As I recently reported, there is no shortage of incarcerated youth. Currently, there are 54,000 juvenile offenders in youth-detention facilities across the nation. Of those kids, in an average year, 17,800 have not even been sentenced. According to the Campaign for Youth Justice, they “are just awaiting their turn in court.” What’s more, another 200,000 youth “are tried, sentenced, or incarcerated as adults” every year. That means a quarter of a million kids are taken from their homes—while brothers and sisters watch it happen. And as one British study noted, “Older sibling offending was related to younger sibling offending in both brothers and sisters.”
“Removing a young person from their family is a traumatic and negative situation, and is something that we can avoid,” Ryan says. “If a young person does pose a serious threat to public safety, removing them from the home should be a last resort.” I recently spoke to Ryan about what happens when society imprisons youth. An edited and abridged version follows.
Juleyka Lantigua-Williams: What has been your experience with families of incarcerated youth?
Liz Ryan: Families in general—the parents of these young people, the siblings of these young people—are not taken into consideration in any way whatsoever by the justice system. When a young person’s locked up, the state becomes their parent. That’s the theory in the juvenile-justice system, which really runs counter to what the research shows. The research shows that young people thrive in families. They do best when they’re with their families.

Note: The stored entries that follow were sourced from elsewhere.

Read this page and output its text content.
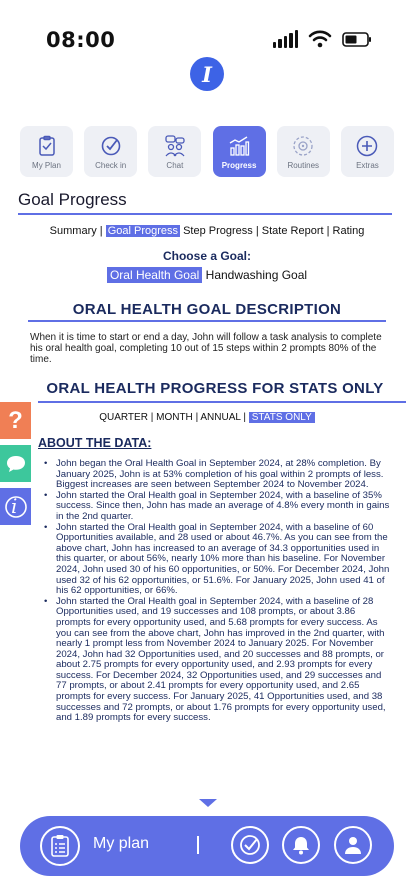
08:00
I
My Plan	Check in	Chat	Progress	Routines	Extras
Goal Progress
Summary | Goal Progress Step Progress | State Report | Rating
Choose a Goal:
Oral Health Goal Handwashing Goal
ORAL HEALTH GOAL DESCRIPTION
When it is time to start or end a day, John will follow a task analysis to complete his oral health goal, completing 10 out of 15 steps within 2 prompts 80% of the time.
ORAL HEALTH PROGRESS FOR STATS ONLY
QUARTER | MONTH | ANNUAL | STATS ONLY
ABOUT THE DATA:
• John began the Oral Health Goal in September 2024, at 28% completion. By January 2025, John is at 53% completion of his goal within 2 prompts of less. Biggest increases are seen between September 2024 to November 2024.
• John started the Oral Health goal in September 2024, with a baseline of 35% success. Since then, John has made an average of 4.8% every month in gains in the 2nd quarter.
• John started the Oral Health goal in September 2024, with a baseline of 60 Opportunities available, and 28 used or about 46.7%. As you can see from the above chart, John has increased to an average of 34.3 opportunities used in this quarter, or about 56%, nearly 10% more than his baseline. For November 2024, John used 30 of his 60 opportunities, or 50%. For December 2024, John used 32 of his 62 opportunities, or 51.6%. For January 2025, John used 41 of his 62 opportunities, or 66%.
• John started the Oral Health goal in September 2024, with a baseline of 28 Opportunities used, and 19 successes and 108 prompts, or about 3.86 prompts for every opportunity used, and 5.68 prompts for every success. As you can see from the above chart, John has improved in the 2nd quarter, with nearly 1 prompt less from November 2024 to January 2025. For November 2024, John had 32 Opportunities used, and 20 successes and 88 prompts, or about 2.75 prompts for every opportunity used, and 2.93 prompts for every success. For December 2024, 32 Opportunities used, and 29 successes and 77 prompts, or about 2.41 prompts for every opportunity used, and 2.65 prompts for every success. For January 2025, 41 Opportunities used, and 38 successes and 72 prompts, or about 1.76 prompts for every opportunity used, and 1.89 prompts for every success.
?
i
My plan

While the parents are often overlooked and not considered part of the mix at all, the siblings are completely invisible. In the time that I’ve been doing this work, which is roughly 20 years, maybe a little more, I’ve seen nothing written about how the siblings fare when they have an incarcerated brother or sister.
When I talk to families who have a child locked up, it has a serious negative effect on the whole family. The financial cost of it, plus that young person being away for all the holidays, not being there for graduations, for proms, for all those kind of life events. The emotional toll that it takes on people is really difficult.
Lantigua-Williams: Can you recall an example of a family where the siblings remained behind?
Ryan: I’m thinking of a family whose son was tried in adult court in Virginia. He was placed in adult prison about five hours away from where they lived. He had a younger sister. The parents had saved money for the kids to go to college, and they basically spent that money visiting their son in prison and trying to stay in touch with him and put money on his canteen. They spent the money that they had saved for college for the younger sibling on the older brother. The sister understood. She was not upset because she wanted the family to stay connected. But you can imagine what the future life outcome of that young person is when the family’s savings are drained. A family that already is strapped financially, and the little savings that they do have is now being used to defend or to keep in touch with their son. This young man had threatened to commit suicide. He was a teenager in adult prison; he was afraid all the time. So the family responded to that by trying to go visit him every weekend. It’s a five-hour drive, so you have to drive down, stay overnight, visit the next day, and then drive back.